Marco Amoriello racconta al Gluten Free Expo la veracità della pizza con la Fiore Glut

24 gennaio 2019

Mulino Caputo e Marco Amoriello al Gluten Free Expo per raccontare una filiera, che non teme confronti con gli altri comparti della gastronomia italiana.

La più completa vetrina italiana per conoscere il variegato mondo dei prodotti senza glutine si chiama Gluten Free Expo. Centinaia di stand, riuniti nel centro Rimini Fiera tra il 19 e il 22 novembre declineranno l'universo gastronomico per intolleranti e celiaci. Mulino Caputo parlerà di napoletanità attraverso la pizza verace di Marco Amoriello.

Chi lo dice che senza glutine significhi senza sapore?? Anche quest'anno Gluten Free Expo raccoglie il guanto di sfida per parlare di una filiera, che in fatto di eccellenza ormai, non teme il confronto con gli altri comparti della gastronomia italiana.

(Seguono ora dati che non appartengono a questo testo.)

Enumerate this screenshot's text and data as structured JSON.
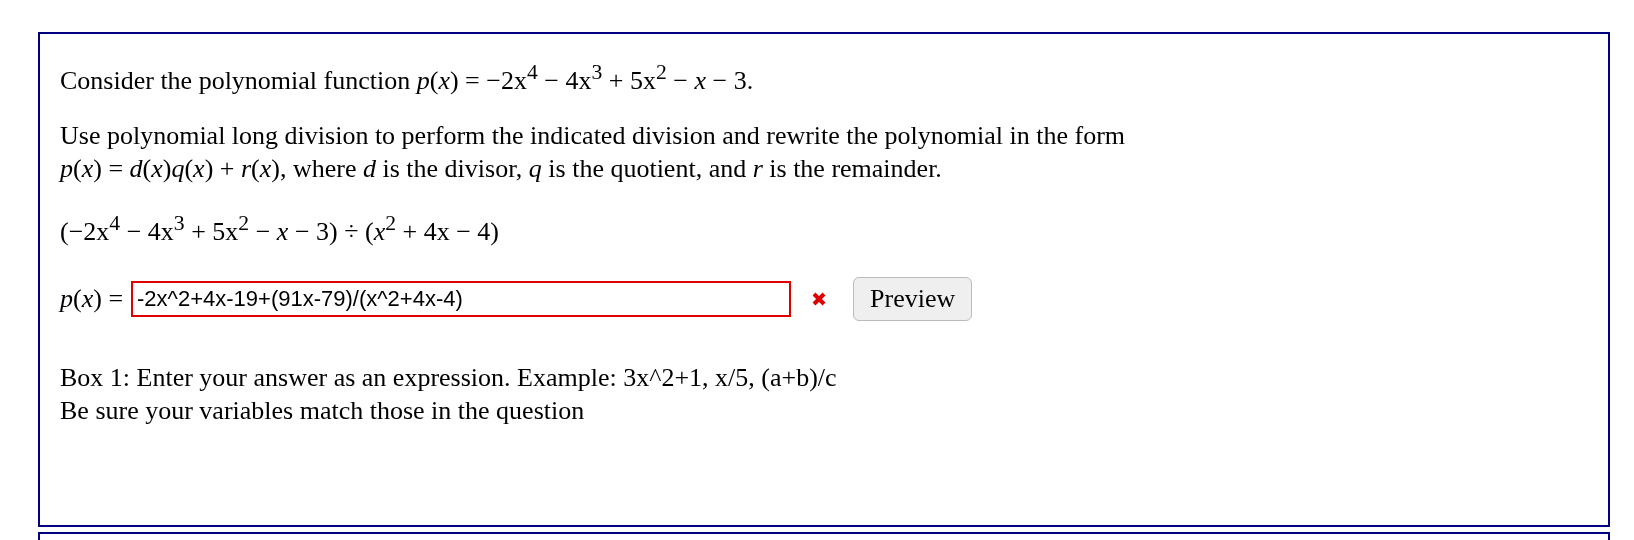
{
  "question": {
    "intro": "Consider the polynomial function *p*(*x*) = −2x$^{4}$ − 4x$^{3}$ + 5x$^{2}$ − *x* − 3.",
    "instruction": "Use polynomial long division to perform the indicated division and rewrite the polynomial in the form\n*p*(*x*) = *d*(*x*)*q*(*x*) + *r*(*x*), where *d* is the divisor, *q* is the quotient, and *r* is the remainder.",
    "division": "(−2x$^{4}$ − 4x$^{3}$ + 5x$^{2}$ − *x* − 3) ÷ (*x*$^{2}$ + 4x − 4)"
  },
  "answer": {
    "label": "*p*(*x*) =",
    "value": "-2x^2+4x-19+(91x-79)/(x^2+4x-4)",
    "correct": false
  },
  "preview_button": "Preview",
  "hints": [
    "Box 1: Enter your answer as an expression. Example: 3x^2+1, x/5, (a+b)/c",
    "Be sure your variables match those in the question"
  ]
}
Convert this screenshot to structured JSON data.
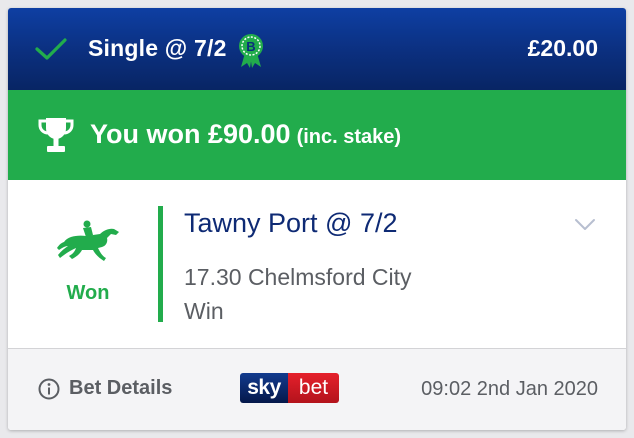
{
  "header": {
    "bet_type": "Single @ 7/2",
    "boost_badge_letter": "B",
    "stake": "£20.00",
    "icons": {
      "check": "check-icon",
      "boost": "boost-rosette-icon"
    },
    "colors": {
      "background": "#0b2f7e",
      "check": "#22ac4c",
      "boost": "#22ac4c"
    }
  },
  "result_banner": {
    "text": "You won £90.00",
    "suffix": "(inc. stake)",
    "icon": "trophy-icon",
    "color": "#22ac4c"
  },
  "selection": {
    "name": "Tawny Port @ 7/2",
    "race": "17.30 Chelmsford City",
    "market": "Win",
    "result": "Won",
    "icon": "horse-racing-icon",
    "result_color": "#22ac4c",
    "expand_icon": "chevron-down-icon"
  },
  "footer": {
    "details_label": "Bet Details",
    "logo": {
      "sky": "sky",
      "bet": "bet"
    },
    "timestamp": "09:02 2nd Jan 2020",
    "icon": "info-icon"
  }
}
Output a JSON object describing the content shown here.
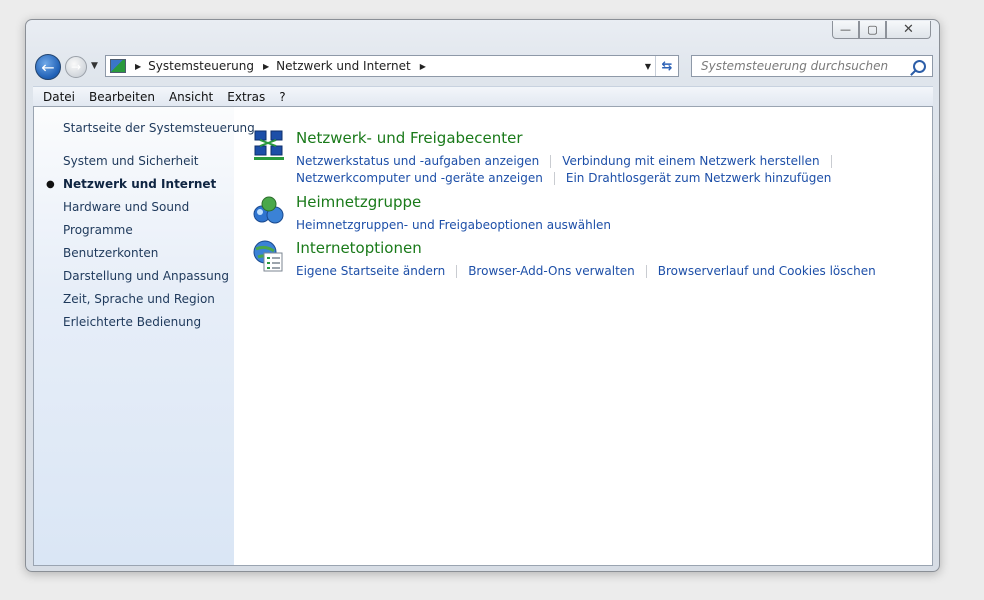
{
  "window": {
    "buttons": {
      "minimize": "—",
      "maximize": "▢",
      "close": "✕"
    }
  },
  "nav": {
    "back_glyph": "←",
    "forward_glyph": "→",
    "dropdown_glyph": "▼"
  },
  "address": {
    "crumbs": [
      "Systemsteuerung",
      "Netzwerk und Internet"
    ],
    "sep_glyph": "▶",
    "dropdown_glyph": "▼",
    "refresh_glyph": "⇆"
  },
  "search": {
    "placeholder": "Systemsteuerung durchsuchen"
  },
  "menu": [
    "Datei",
    "Bearbeiten",
    "Ansicht",
    "Extras",
    "?"
  ],
  "sidebar": {
    "home": "Startseite der Systemsteuerung",
    "bullet": "●",
    "items": [
      {
        "label": "System und Sicherheit",
        "active": false
      },
      {
        "label": "Netzwerk und Internet",
        "active": true
      },
      {
        "label": "Hardware und Sound",
        "active": false
      },
      {
        "label": "Programme",
        "active": false
      },
      {
        "label": "Benutzerkonten",
        "active": false
      },
      {
        "label": "Darstellung und Anpassung",
        "active": false
      },
      {
        "label": "Zeit, Sprache und Region",
        "active": false
      },
      {
        "label": "Erleichterte Bedienung",
        "active": false
      }
    ]
  },
  "categories": [
    {
      "title": "Netzwerk- und Freigabecenter",
      "icon": "network-center-icon",
      "rows": [
        [
          "Netzwerkstatus und -aufgaben anzeigen",
          "Verbindung mit einem Netzwerk herstellen"
        ],
        [
          "Netzwerkcomputer und -geräte anzeigen",
          "Ein Drahtlosgerät zum Netzwerk hinzufügen"
        ]
      ]
    },
    {
      "title": "Heimnetzgruppe",
      "icon": "homegroup-icon",
      "rows": [
        [
          "Heimnetzgruppen- und Freigabeoptionen auswählen"
        ]
      ]
    },
    {
      "title": "Internetoptionen",
      "icon": "internet-options-icon",
      "rows": [
        [
          "Eigene Startseite ändern",
          "Browser-Add-Ons verwalten",
          "Browserverlauf und Cookies löschen"
        ]
      ]
    }
  ],
  "colors": {
    "category_title": "#1a7a1a",
    "task_link": "#1d4fa8",
    "sidebar_text": "#1e395b"
  }
}
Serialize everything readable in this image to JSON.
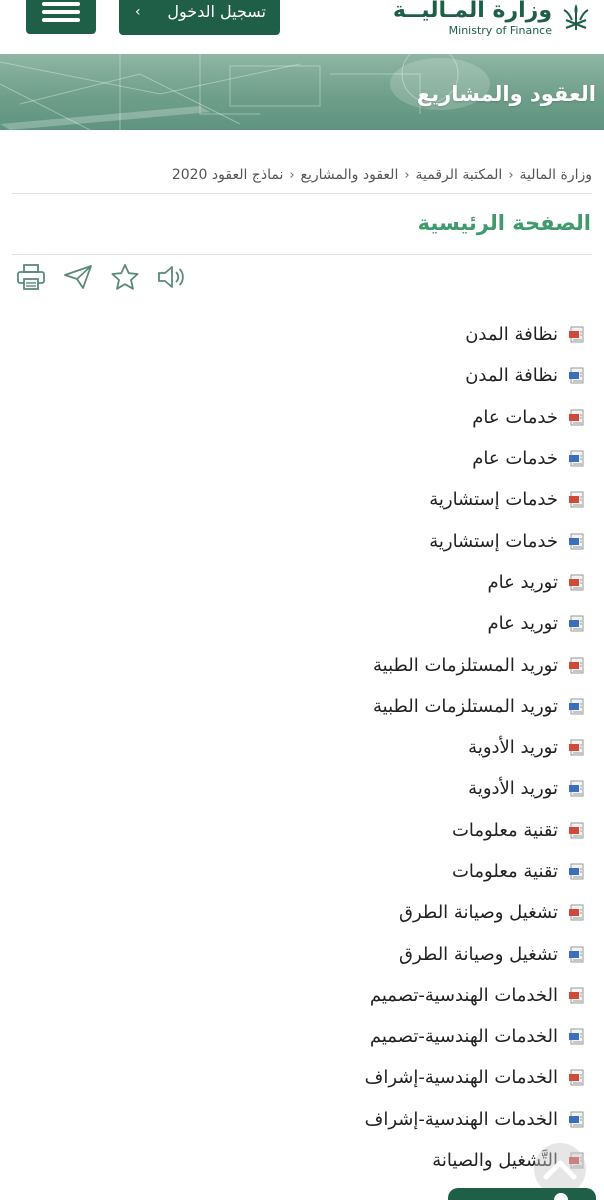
{
  "header": {
    "login_label": "تسجيل الدخول",
    "logo_ar": "وزارة المـاليــة",
    "logo_en": "Ministry of Finance",
    "menu_icon": "hamburger-icon"
  },
  "banner": {
    "title": "العقود والمشاريع"
  },
  "breadcrumb": [
    "وزارة المالية",
    "المكتبة الرقمية",
    "العقود والمشاريع",
    "نماذج العقود 2020"
  ],
  "page_title": "الصفحة الرئيسية",
  "tools": [
    "listen-icon",
    "favorite-star-icon",
    "share-send-icon",
    "print-icon"
  ],
  "files": [
    {
      "label": "نظافة المدن",
      "type": "pdf"
    },
    {
      "label": "نظافة المدن",
      "type": "word"
    },
    {
      "label": "خدمات عام",
      "type": "pdf"
    },
    {
      "label": "خدمات عام",
      "type": "word"
    },
    {
      "label": "خدمات إستشارية",
      "type": "pdf"
    },
    {
      "label": "خدمات إستشارية",
      "type": "word"
    },
    {
      "label": "توريد عام",
      "type": "pdf"
    },
    {
      "label": "توريد عام",
      "type": "word"
    },
    {
      "label": "توريد المستلزمات الطبية",
      "type": "pdf"
    },
    {
      "label": "توريد المستلزمات الطبية",
      "type": "word"
    },
    {
      "label": "توريد الأدوية",
      "type": "pdf"
    },
    {
      "label": "توريد الأدوية",
      "type": "word"
    },
    {
      "label": "تقنية معلومات",
      "type": "pdf"
    },
    {
      "label": "تقنية معلومات",
      "type": "word"
    },
    {
      "label": "تشغيل وصيانة الطرق",
      "type": "pdf"
    },
    {
      "label": "تشغيل وصيانة الطرق",
      "type": "word"
    },
    {
      "label": "الخدمات الهندسية-تصميم",
      "type": "pdf"
    },
    {
      "label": "الخدمات الهندسية-تصميم",
      "type": "word"
    },
    {
      "label": "الخدمات الهندسية-إشراف",
      "type": "pdf"
    },
    {
      "label": "الخدمات الهندسية-إشراف",
      "type": "word"
    },
    {
      "label": "التَّشغيل والصيانة",
      "type": "pdf"
    }
  ],
  "colors": {
    "brand_green": "#1f5f47",
    "title_green": "#3f9a6c",
    "pdf_red": "#d04a3a",
    "word_blue": "#3a6fbf"
  }
}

Dagli screening genetici, alle degustazioni di birra, dai macchinari, alle tavole rotonde di approfondimento scientifico ed economico, Gluten Free Expo si situa come l'evento più completo sul tema e l'unico in Italia a carattere internazionale.

Grande spazio all'interno della kermesse al mondo della pizza grazie al Campionato Europeo di pizza senza glutine e ai tanti show cooking dedicati agli impasti e ai condimenti

A rappresentare l'eccellenza della Fiore Glut, la specialità di Mulino Caputo certificata non solo dai pizzaioli, ma anche dal Ministero della Salute, ci sarà il guappo dell'arte bianca: Marco Amoriello, che da sempre porta avanti la sua battaglia contro i pregiudizi verso la gastronomia gluten free.

I suoi cooking show saranno un vero e proprio viaggio tra le potenzialità della Fiore Glut.
Pizza classica, fritta e persino dessert insieme per dimostrare che la qualità non ha niente a che vedere col glutine.

«La mia parola chiave è napoletanità -ci racconta Marco Amoriello- Niente della veracità della pizza stg si perde nella lavorazione gluten free. Anzi, oggi grazie a tecnologie e prodotti sempre più d'eccellenza, é possibile sfornare pizze per tutti, senza differenze all'assaggio!»

Provare per credere: basta andare a Rimini!